Herein is the latest example.
Recently the Wichita State University Student Senate, which - like student government statewide - has the power to decide where student fees go, decided last year to cut the WSU student newspaper’s budget by roughly a third. The Sunflower, not unexpectedly, was critical of that decision and asked this year that the budget be restored to prior levels.
According to the Wichita Eagle the student fees committee promptly closed the budget hearing to the public, excluding the media - including the student journalists of the Sunflower - from the meeting, claiming since they were not spending state monies the meeting was not subject to the Kansas Open Meetings Act. (Given that student fees are collected by the university, this is hardly plausible.) They then proceeded to recommend a budget cut of nearly 50 percent - from $105,000 to $55,000.
The committee’s excuse - that they’re trying to bring student fee expenditures for newspapers more in line with other universities - rings hollow.
According to the Eagle, data presented by The Sunflower last week shows, “the paper gets about 54 percent of its annual funding from student fees and the rest from advertising or other sources. The University of Kansas student newspaper gets about 20 percent of its funding from fees; Kansas State, about 55 percent; Pittsburg State, 51 percent; and Emporia State, 81 percent …”
The reality here is that The Sunflower has been very critical of university leaders, questioning such things as why a Kansas Open Records Act request for which the paper paid nearly $600 had nearly a quarter of the pages completely redacted.
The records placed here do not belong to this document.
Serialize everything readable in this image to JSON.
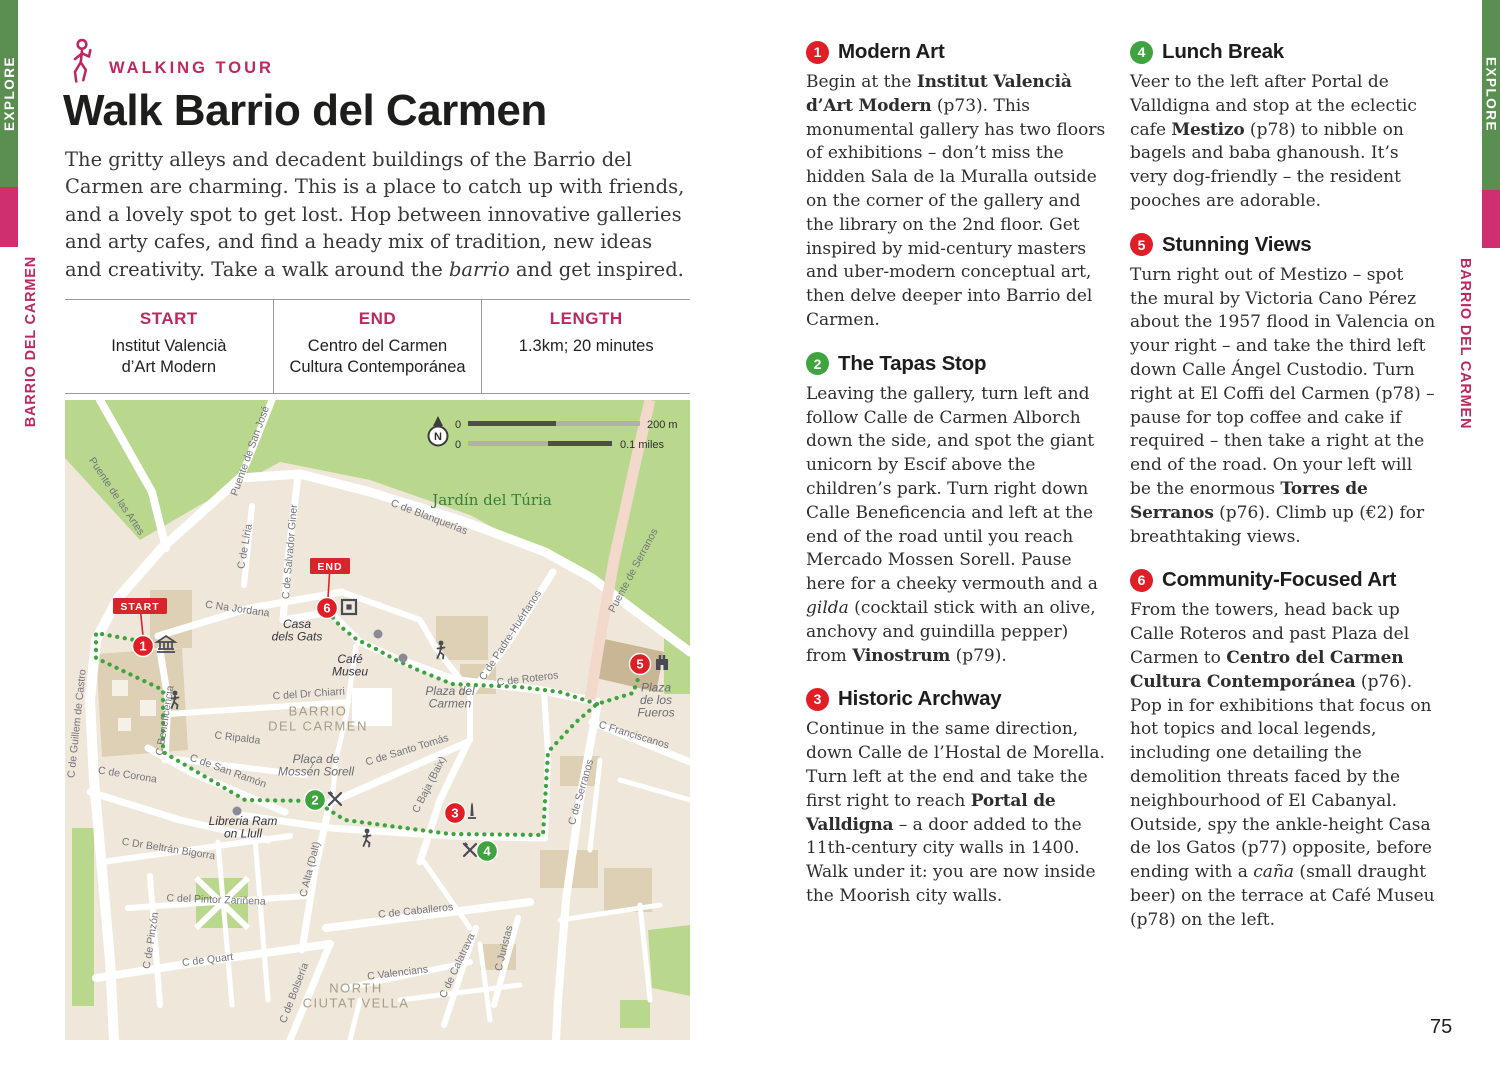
{
  "page": {
    "left_number": "74",
    "right_number": "75"
  },
  "sidebar": {
    "explore": "EXPLORE",
    "section": "BARRIO DEL CARMEN"
  },
  "colors": {
    "accent_pink": "#bd2860",
    "bar_green": "#5b8f51",
    "bar_pink": "#cf2f6e",
    "pin_red": "#e01e26",
    "pin_green": "#3fa43f",
    "park_green": "#b9d88e"
  },
  "header": {
    "eyebrow": "WALKING TOUR",
    "title": "Walk Barrio del Carmen"
  },
  "intro": [
    {
      "t": "The gritty alleys and decadent buildings of the Barrio del Carmen are charming. This is a place to catch up with friends, and a lovely spot to get lost. Hop between innovative galleries and arty cafes, and find a heady mix of tradition, new ideas and creativity. Take a walk around the "
    },
    {
      "i": "barrio"
    },
    {
      "t": " and get inspired."
    }
  ],
  "info_table": {
    "cols": [
      {
        "header": "START",
        "lines": [
          "Institut Valencià",
          "d’Art Modern"
        ]
      },
      {
        "header": "END",
        "lines": [
          "Centro del Carmen",
          "Cultura Contemporánea"
        ]
      },
      {
        "header": "LENGTH",
        "lines": [
          "1.3km; 20 minutes",
          ""
        ]
      }
    ]
  },
  "stops": [
    {
      "num": "1",
      "title": "Modern Art",
      "color": "#e01e26",
      "body": [
        {
          "t": "Begin at the "
        },
        {
          "b": "Institut Valencià d’Art Modern"
        },
        {
          "t": " (p73). This monumental gallery has two floors of exhibitions – don’t miss the hidden Sala de la Muralla outside on the corner of the gallery and the library on the 2nd floor. Get inspired by mid-century masters and uber-modern conceptual art, then delve deeper into Barrio del Carmen."
        }
      ]
    },
    {
      "num": "2",
      "title": "The Tapas Stop",
      "color": "#3fa43f",
      "body": [
        {
          "t": "Leaving the gallery, turn left and follow Calle de Carmen Alborch down the side, and spot the giant unicorn by Escif above the children’s park. Turn right down Calle Beneficencia and left at the end of the road until you reach Mercado Mossen Sorell. Pause here for a cheeky vermouth and a "
        },
        {
          "i": "gilda"
        },
        {
          "t": " (cocktail stick with an olive, anchovy and guindilla pepper) from "
        },
        {
          "b": "Vinostrum"
        },
        {
          "t": " (p79)."
        }
      ]
    },
    {
      "num": "3",
      "title": "Historic Archway",
      "color": "#e01e26",
      "body": [
        {
          "t": "Continue in the same direction, down Calle de l’Hostal de Morella. Turn left at the end and take the first right to reach "
        },
        {
          "b": "Portal de Valldigna"
        },
        {
          "t": " – a door added to the 11th-century city walls in 1400. Walk under it: you are now inside the Moorish city walls."
        }
      ]
    },
    {
      "num": "4",
      "title": "Lunch Break",
      "color": "#3fa43f",
      "body": [
        {
          "t": "Veer to the left after Portal de Valldigna and stop at the eclectic cafe "
        },
        {
          "b": "Mestizo"
        },
        {
          "t": " (p78) to nibble on bagels and baba ghanoush. It’s very dog-friendly – the resident pooches are adorable."
        }
      ]
    },
    {
      "num": "5",
      "title": "Stunning Views",
      "color": "#e01e26",
      "body": [
        {
          "t": "Turn right out of Mestizo – spot the mural by Victoria Cano Pérez about the 1957 flood in Valencia on your right – and take the third left down Calle Ángel Custodio. Turn right at El Coffi del Carmen (p78) – pause for top coffee and cake if required – then take a right at the end of the road. On your left will be the enormous "
        },
        {
          "b": "Torres de Serranos"
        },
        {
          "t": " (p76). Climb up (€2) for breathtaking views."
        }
      ]
    },
    {
      "num": "6",
      "title": "Community-Focused Art",
      "color": "#e01e26",
      "body": [
        {
          "t": "From the towers, head back up Calle Roteros and past Plaza del Carmen to "
        },
        {
          "b": "Centro del Carmen Cultura Contemporánea"
        },
        {
          "t": " (p76). Pop in for exhibitions that focus on hot topics and local legends, including one detailing the demolition threats faced by the neighbourhood of El Cabanyal. Outside, spy the ankle-height Casa de los Gatos (p77) opposite, before ending with a "
        },
        {
          "i": "caña"
        },
        {
          "t": " (small draught beer) on the terrace at Café Museu (p78) on the left."
        }
      ]
    }
  ],
  "map": {
    "compass": "N",
    "scale": {
      "zero1": "0",
      "zero2": "0",
      "metric": "200 m",
      "imperial": "0.1 miles"
    },
    "labels": [
      {
        "text": [
          "Jardín del Túria"
        ],
        "x": 492,
        "y": 505,
        "rot": 0,
        "cls": "park"
      },
      {
        "text": [
          "Puente de las Artes"
        ],
        "x": 114,
        "y": 498,
        "rot": 56,
        "cls": "road"
      },
      {
        "text": [
          "Puente de San José"
        ],
        "x": 253,
        "y": 452,
        "rot": -70,
        "cls": "road"
      },
      {
        "text": [
          "C de Blanquerías"
        ],
        "x": 428,
        "y": 520,
        "rot": 21,
        "cls": "road"
      },
      {
        "text": [
          "C de Líria"
        ],
        "x": 248,
        "y": 547,
        "rot": -80,
        "cls": "road"
      },
      {
        "text": [
          "C de Salvador Giner"
        ],
        "x": 293,
        "y": 552,
        "rot": -85,
        "cls": "road"
      },
      {
        "text": [
          "Puente de Serranos"
        ],
        "x": 636,
        "y": 572,
        "rot": -62,
        "cls": "road"
      },
      {
        "text": [
          "C Na Jordana"
        ],
        "x": 237,
        "y": 612,
        "rot": 8,
        "cls": "road"
      },
      {
        "text": [
          "Casa",
          "dels Gats"
        ],
        "x": 297,
        "y": 634,
        "rot": 0,
        "cls": "poi"
      },
      {
        "text": [
          "Café",
          "Museu"
        ],
        "x": 350,
        "y": 669,
        "rot": 0,
        "cls": "poi"
      },
      {
        "text": [
          "Plaza del",
          "Carmen"
        ],
        "x": 450,
        "y": 701,
        "rot": 0,
        "cls": "poi2"
      },
      {
        "text": [
          "C de Roteros"
        ],
        "x": 528,
        "y": 682,
        "rot": -7,
        "cls": "road"
      },
      {
        "text": [
          "Plaza",
          "de los",
          "Fueros"
        ],
        "x": 656,
        "y": 704,
        "rot": 0,
        "cls": "poi2"
      },
      {
        "text": [
          "C Franciscanos"
        ],
        "x": 633,
        "y": 738,
        "rot": 17,
        "cls": "road"
      },
      {
        "text": [
          "C de Serranos"
        ],
        "x": 584,
        "y": 793,
        "rot": -74,
        "cls": "road"
      },
      {
        "text": [
          "C de Padre-Huérfanos"
        ],
        "x": 513,
        "y": 637,
        "rot": -57,
        "cls": "road"
      },
      {
        "text": [
          "C de Guillem de Castro"
        ],
        "x": 80,
        "y": 724,
        "rot": -84,
        "cls": "road"
      },
      {
        "text": [
          "C Beneficencia"
        ],
        "x": 168,
        "y": 721,
        "rot": -81,
        "cls": "road"
      },
      {
        "text": [
          "C del Dr Chiarri"
        ],
        "x": 309,
        "y": 697,
        "rot": -4,
        "cls": "road"
      },
      {
        "text": [
          "BARRIO",
          "DEL CARMEN"
        ],
        "x": 318,
        "y": 723,
        "rot": 0,
        "cls": "area"
      },
      {
        "text": [
          "C Ripalda"
        ],
        "x": 237,
        "y": 741,
        "rot": 7,
        "cls": "road"
      },
      {
        "text": [
          "Plaça de",
          "Mossén Sorell"
        ],
        "x": 316,
        "y": 769,
        "rot": 0,
        "cls": "poi2"
      },
      {
        "text": [
          "C de San Ramón"
        ],
        "x": 227,
        "y": 774,
        "rot": 20,
        "cls": "road"
      },
      {
        "text": [
          "C de Corona"
        ],
        "x": 127,
        "y": 778,
        "rot": 9,
        "cls": "road"
      },
      {
        "text": [
          "C de Santo Tomás"
        ],
        "x": 408,
        "y": 753,
        "rot": -17,
        "cls": "road"
      },
      {
        "text": [
          "C Baja (Baix)"
        ],
        "x": 432,
        "y": 786,
        "rot": -63,
        "cls": "road"
      },
      {
        "text": [
          "C Alta (Dalt)"
        ],
        "x": 313,
        "y": 870,
        "rot": -76,
        "cls": "road"
      },
      {
        "text": [
          "Libreria Ram",
          "on Llull"
        ],
        "x": 243,
        "y": 831,
        "rot": 0,
        "cls": "poi"
      },
      {
        "text": [
          "C Dr Beltrán Bigorra"
        ],
        "x": 168,
        "y": 852,
        "rot": 9,
        "cls": "road"
      },
      {
        "text": [
          "C del Pintor Zariñena"
        ],
        "x": 216,
        "y": 903,
        "rot": 2,
        "cls": "road"
      },
      {
        "text": [
          "C de Pinzón"
        ],
        "x": 154,
        "y": 941,
        "rot": -81,
        "cls": "road"
      },
      {
        "text": [
          "C de Quart"
        ],
        "x": 208,
        "y": 963,
        "rot": -7,
        "cls": "road"
      },
      {
        "text": [
          "C de Bolsería"
        ],
        "x": 297,
        "y": 994,
        "rot": -69,
        "cls": "road"
      },
      {
        "text": [
          "NORTH",
          "CIUTAT VELLA"
        ],
        "x": 356,
        "y": 1000,
        "rot": 0,
        "cls": "area"
      },
      {
        "text": [
          "C Valencians"
        ],
        "x": 398,
        "y": 976,
        "rot": -7,
        "cls": "road"
      },
      {
        "text": [
          "C de Caballeros"
        ],
        "x": 416,
        "y": 914,
        "rot": -6,
        "cls": "road"
      },
      {
        "text": [
          "C de Calatrava"
        ],
        "x": 460,
        "y": 967,
        "rot": -65,
        "cls": "road"
      },
      {
        "text": [
          "C Juristas"
        ],
        "x": 507,
        "y": 949,
        "rot": -76,
        "cls": "road"
      }
    ],
    "pins": [
      {
        "n": "1",
        "x": 143,
        "y": 646,
        "c": "#e01e26"
      },
      {
        "n": "2",
        "x": 315,
        "y": 800,
        "c": "#3fa43f"
      },
      {
        "n": "3",
        "x": 455,
        "y": 813,
        "c": "#e01e26"
      },
      {
        "n": "4",
        "x": 487,
        "y": 851,
        "c": "#3fa43f"
      },
      {
        "n": "5",
        "x": 640,
        "y": 664,
        "c": "#e01e26"
      },
      {
        "n": "6",
        "x": 327,
        "y": 608,
        "c": "#e01e26"
      }
    ],
    "badges": [
      {
        "text": "START",
        "x": 140,
        "y": 606,
        "w": 54,
        "tipx": 143,
        "tipy": 636
      },
      {
        "text": "END",
        "x": 330,
        "y": 566,
        "w": 40,
        "tipx": 328,
        "tipy": 598
      }
    ],
    "icons": [
      {
        "type": "museum",
        "x": 166,
        "y": 645
      },
      {
        "type": "gallery",
        "x": 349,
        "y": 607
      },
      {
        "type": "castle",
        "x": 662,
        "y": 663
      },
      {
        "type": "monument",
        "x": 472,
        "y": 811
      },
      {
        "type": "restaurant",
        "x": 335,
        "y": 799
      },
      {
        "type": "restaurant",
        "x": 470,
        "y": 850
      },
      {
        "type": "walker",
        "x": 175,
        "y": 700
      },
      {
        "type": "walker",
        "x": 441,
        "y": 650
      },
      {
        "type": "walker",
        "x": 367,
        "y": 838
      }
    ],
    "dots": [
      {
        "x": 378,
        "y": 634
      },
      {
        "x": 403,
        "y": 658
      },
      {
        "x": 237,
        "y": 811
      }
    ]
  }
}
This is a blatant attempt to shut down criticism of the university and the student senate by cutting the Sunflower’s budget to unsustainable levels.
Student newspapers like The Sunflower provide coverage of university life like no other publication. Their job is to shine a light on the goings on at WSU which would otherwise stay in the dark.
Universities must be a place where ideas can be freely discussed and student papers are key to ensuring the free exchange of ideas.
This is censorship, plain and simple and a disgusting display of naked corruption by the student senate.
We call on university leaders to rein in this blatant attack on freedom of the press and restore funding to the Sunflower forthwith.